Classification Dataset Size
observations	variables
1631	15

3.4 Summary Statistics for Target Variable

classification_summary <- classification_data |>
  summarise(
    mean = mean(high_growth),
    median = median(high_growth),
    standard_deviation = sd(high_growth),
    minimum = min(high_growth),
    q1 = quantile(high_growth, 0.25),
    q3 = quantile(high_growth, 0.75),
    maximum = max(high_growth),
    high_growth_share = mean(high_growth)
  )

kable(
  classification_summary,
  digits = 3,
  caption = "Summary Statistics for High-Growth Classification Target"
)

Summary Statistics for High-Growth Classification Target
mean	median	standard_deviation	minimum	q1	q3	maximum	high_growth_share
0.54	1	0.499	0	0	1	1	0.54

For a binary variable, the mean is also the probability that the outcome equals 1. Therefore, the mean of high_growth can be interpreted as the share of country-year observations with GDP growth of at least 3 percent.

3.5 Histogram of Original Target Variable

ggplot(classification_data, aes(x = high_growth)) +
  geom_histogram(
    binwidth = 0.5,
    boundary = -0.25,
    fill = "#5f6f9f",
    color = "white"
  ) +
  scale_x_continuous(
    breaks = c(0, 1),
    labels = c("0 = Low/moderate", "1 = High")
  ) +
  labs(
    title = "Distribution of High-Growth Target",
    x = "High-growth classification target",
    y = "Number of country-year observations"
  )

The target variable is binary, so it is not normally distributed. The histogram has mass only at 0 and 1. This is expected for a classification outcome.

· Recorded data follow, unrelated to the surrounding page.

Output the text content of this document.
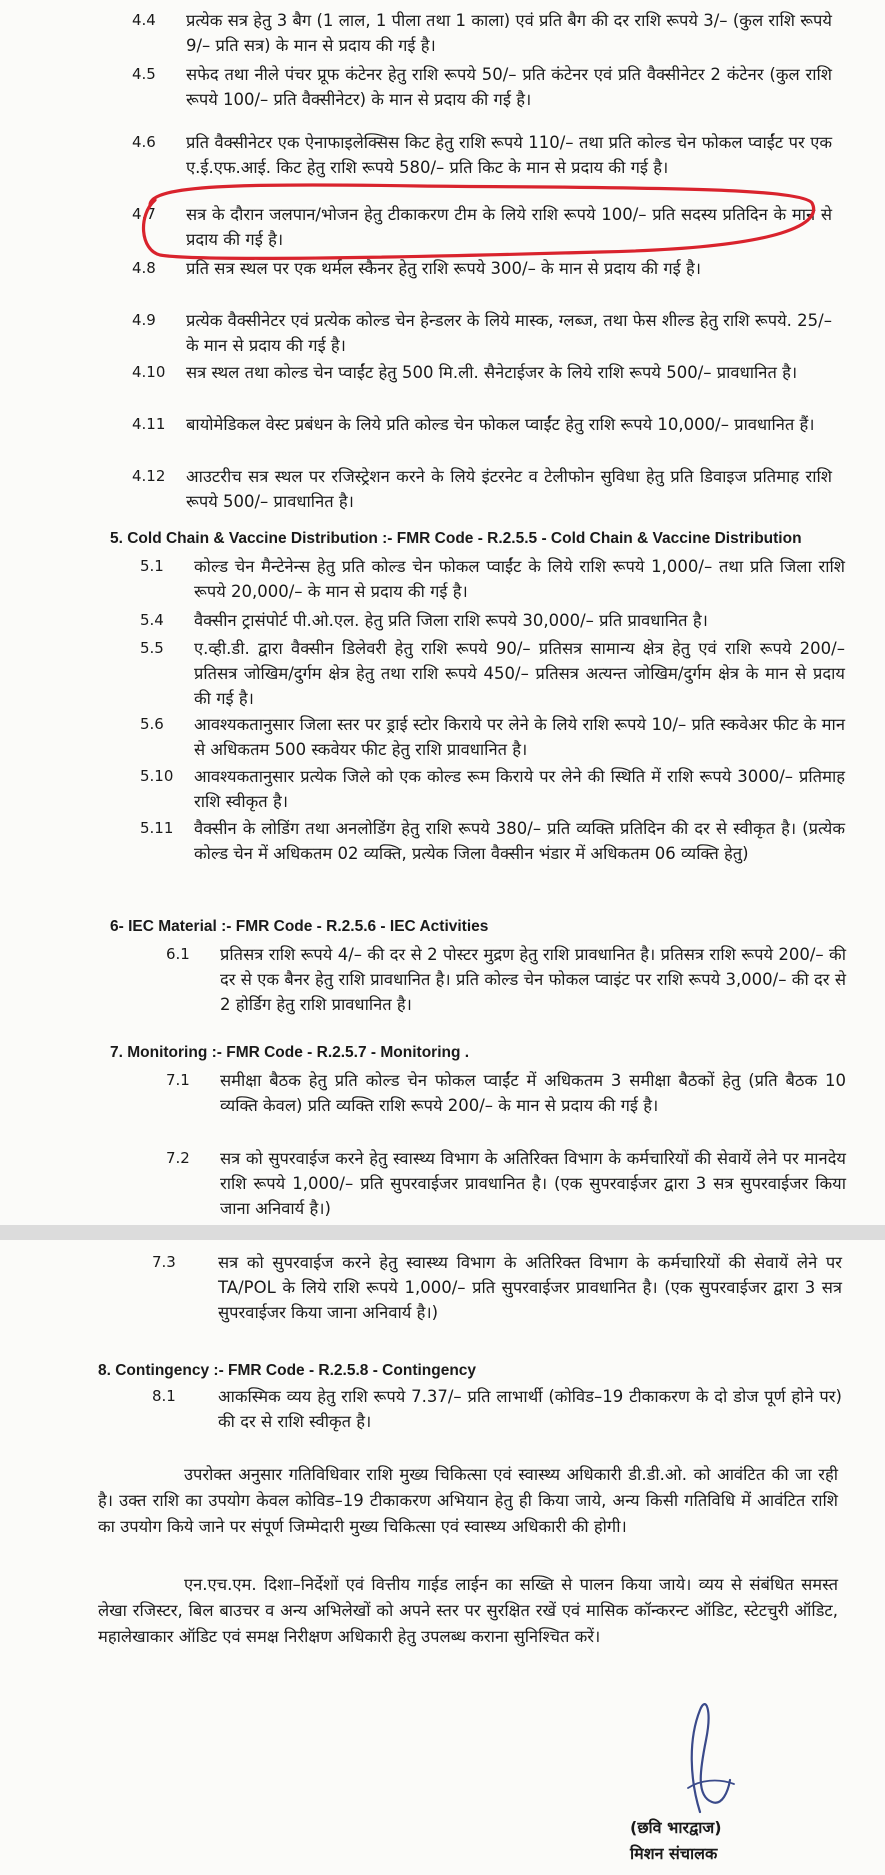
4.4	प्रत्येक सत्र हेतु 3 बैग (1 लाल, 1 पीला तथा 1 काला) एवं प्रति बैग की दर राशि रूपये 3/– (कुल राशि रूपये 9/– प्रति सत्र) के मान से प्रदाय की गई है।
4.5	सफेद तथा नीले पंचर प्रूफ कंटेनर हेतु राशि रूपये 50/– प्रति कंटेनर एवं प्रति वैक्सीनेटर 2 कंटेनर (कुल राशि रूपये 100/– प्रति वैक्सीनेटर) के मान से प्रदाय की गई है।
4.6	प्रति वैक्सीनेटर एक ऐनाफाइलेक्सिस किट हेतु राशि रूपये 110/– तथा प्रति कोल्ड चेन फोकल प्वाईंट पर एक ए.ई.एफ.आई. किट हेतु राशि रूपये 580/– प्रति किट के मान से प्रदाय की गई है।
4.7	सत्र के दौरान जलपान/भोजन हेतु टीकाकरण टीम के लिये राशि रूपये 100/– प्रति सदस्य प्रतिदिन के मान से प्रदाय की गई है।
4.8	प्रति सत्र स्थल पर एक थर्मल स्कैनर हेतु राशि रूपये 300/– के मान से प्रदाय की गई है।
4.9	प्रत्येक वैक्सीनेटर एवं प्रत्येक कोल्ड चेन हेन्डलर के लिये मास्क, ग्लब्ज, तथा फेस शील्ड हेतु राशि रूपये. 25/– के मान से प्रदाय की गई है।
4.10	सत्र स्थल तथा कोल्ड चेन प्वाईंट हेतु 500 मि.ली. सैनेटाईजर के लिये राशि रूपये 500/– प्रावधानित है।
4.11	बायोमेडिकल वेस्ट प्रबंधन के लिये प्रति कोल्ड चेन फोकल प्वाईंट हेतु राशि रूपये 10,000/– प्रावधानित हैं।
4.12	आउटरीच सत्र स्थल पर रजिस्ट्रेशन करने के लिये इंटरनेट व टेलीफोन सुविधा हेतु प्रति डिवाइज प्रतिमाह राशि रूपये 500/– प्रावधानित है।
5. Cold Chain & Vaccine Distribution :- FMR Code - R.2.5.5 - Cold Chain & Vaccine Distribution
5.1	कोल्ड चेन मैन्टेनेन्स हेतु प्रति कोल्ड चेन फोकल प्वाईंट के लिये राशि रूपये 1,000/– तथा प्रति जिला राशि रूपये 20,000/– के मान से प्रदाय की गई है।
5.4	वैक्सीन ट्रासंपोर्ट पी.ओ.एल. हेतु प्रति जिला राशि रूपये 30,000/– प्रति प्रावधानित है।
5.5	ए.व्ही.डी. द्वारा वैक्सीन डिलेवरी हेतु राशि रूपये 90/– प्रतिसत्र सामान्य क्षेत्र हेतु एवं राशि रूपये 200/– प्रतिसत्र जोखिम/दुर्गम क्षेत्र हेतु तथा राशि रूपये 450/– प्रतिसत्र अत्यन्त जोखिम/दुर्गम क्षेत्र के मान से प्रदाय की गई है।
5.6	आवश्यकतानुसार जिला स्तर पर ड्राई स्टोर किराये पर लेने के लिये राशि रूपये 10/– प्रति स्कवेअर फीट के मान से अधिकतम 500 स्कवेयर फीट हेतु राशि प्रावधानित है।
5.10	आवश्यकतानुसार प्रत्येक जिले को एक कोल्ड रूम किराये पर लेने की स्थिति में राशि रूपये 3000/– प्रतिमाह राशि स्वीकृत है।
5.11	वैक्सीन के लोडिंग तथा अनलोडिंग हेतु राशि रूपये 380/– प्रति व्यक्ति प्रतिदिन की दर से स्वीकृत है। (प्रत्येक कोल्ड चेन में अधिकतम 02 व्यक्ति, प्रत्येक जिला वैक्सीन भंडार में अधिकतम 06 व्यक्ति हेतु)
6- IEC Material :- FMR Code - R.2.5.6 - IEC Activities
6.1	प्रतिसत्र राशि रूपये 4/– की दर से 2 पोस्टर मुद्रण हेतु राशि प्रावधानित है। प्रतिसत्र राशि रूपये 200/– की दर से एक बैनर हेतु राशि प्रावधानित है। प्रति कोल्ड चेन फोकल प्वाइंट पर राशि रूपये 3,000/– की दर से 2 होर्डिग हेतु राशि प्रावधानित है।
7. Monitoring :- FMR Code - R.2.5.7 - Monitoring .
7.1	समीक्षा बैठक हेतु प्रति कोल्ड चेन फोकल प्वाईंट में अधिकतम 3 समीक्षा बैठकों हेतु (प्रति बैठक 10 व्यक्ति केवल) प्रति व्यक्ति राशि रूपये 200/– के मान से प्रदाय की गई है।
7.2	सत्र को सुपरवाईज करने हेतु स्वास्थ्य विभाग के अतिरिक्त विभाग के कर्मचारियों की सेवायें लेने पर मानदेय राशि रूपये 1,000/– प्रति सुपरवाईजर प्रावधानित है। (एक सुपरवाईजर द्वारा 3 सत्र सुपरवाईजर किया जाना अनिवार्य है।)
7.3	सत्र को सुपरवाईज करने हेतु स्वास्थ्य विभाग के अतिरिक्त विभाग के कर्मचारियों की सेवायें लेने पर TA/POL के लिये राशि रूपये 1,000/– प्रति सुपरवाईजर प्रावधानित है। (एक सुपरवाईजर द्वारा 3 सत्र सुपरवाईजर किया जाना अनिवार्य है।)
8. Contingency :- FMR Code - R.2.5.8 - Contingency
8.1	आकस्मिक व्यय हेतु राशि रूपये 7.37/– प्रति लाभार्थी (कोविड–19 टीकाकरण के दो डोज पूर्ण होने पर) की दर से राशि स्वीकृत है।
उपरोक्त अनुसार गतिविधिवार राशि मुख्य चिकित्सा एवं स्वास्थ्य अधिकारी डी.डी.ओ. को आवंटित की जा रही है। उक्त राशि का उपयोग केवल कोविड–19 टीकाकरण अभियान हेतु ही किया जाये, अन्य किसी गतिविधि में आवंटित राशि का उपयोग किये जाने पर संपूर्ण जिम्मेदारी मुख्य चिकित्सा एवं स्वास्थ्य अधिकारी की होगी।
एन.एच.एम. दिशा–निर्देशों एवं वित्तीय गाईड लाईन का सख्ति से पालन किया जाये। व्यय से संबंधित समस्त लेखा रजिस्टर, बिल बाउचर व अन्य अभिलेखों को अपने स्तर पर सुरक्षित रखें एवं मासिक कॉन्करन्ट ऑडिट, स्टेटचुरी ऑडिट, महालेखाकार ऑडिट एवं समक्ष निरीक्षण अधिकारी हेतु उपलब्ध कराना सुनिश्चित करें।
(छवि भारद्वाज)
मिशन संचालक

3.6 Histogram of Log-Transformed Target Variable

ggplot(classification_data, aes(x = log_high_growth)) +
  geom_histogram(
    binwidth = 0.25,
    boundary = -0.125,
    fill = "#8a6b35",
    color = "white"
  ) +
  scale_x_continuous(
    breaks = c(0, log(2)),
    labels = c("log(1 + 0)", "log(1 + 1)")
  ) +
  labs(
    title = "Distribution of Log-Transformed High-Growth Target",
    x = "log(1 + high_growth)",
    y = "Number of country-year observations"
  )

The log transformation does not make the binary target continuous or normal. It only moves the value 1 to log(2) while the value 0 remains 0. Because this is a classification problem, the most appropriate theoretical distribution is a Bernoulli distribution, not a normal, log-normal, or exponential distribution. If the analysis were instead focused on the continuous variable gdp_growth, a normal distribution might be considered as a rough approximation, but the binary target itself is best modeled as Bernoulli.

4 Conclusion

Both datasets satisfy the assignment requirements because each contains more than 500 observations and more than 5 variables including the target variable. The first dataset supports a regression analysis of life expectancy, while the second dataset supports a classification analysis of high-growth country-years. The probability analysis shows that life expectancy is approximately normal with mild skewness, while the high-growth target is binary and should be treated as Bernoulli.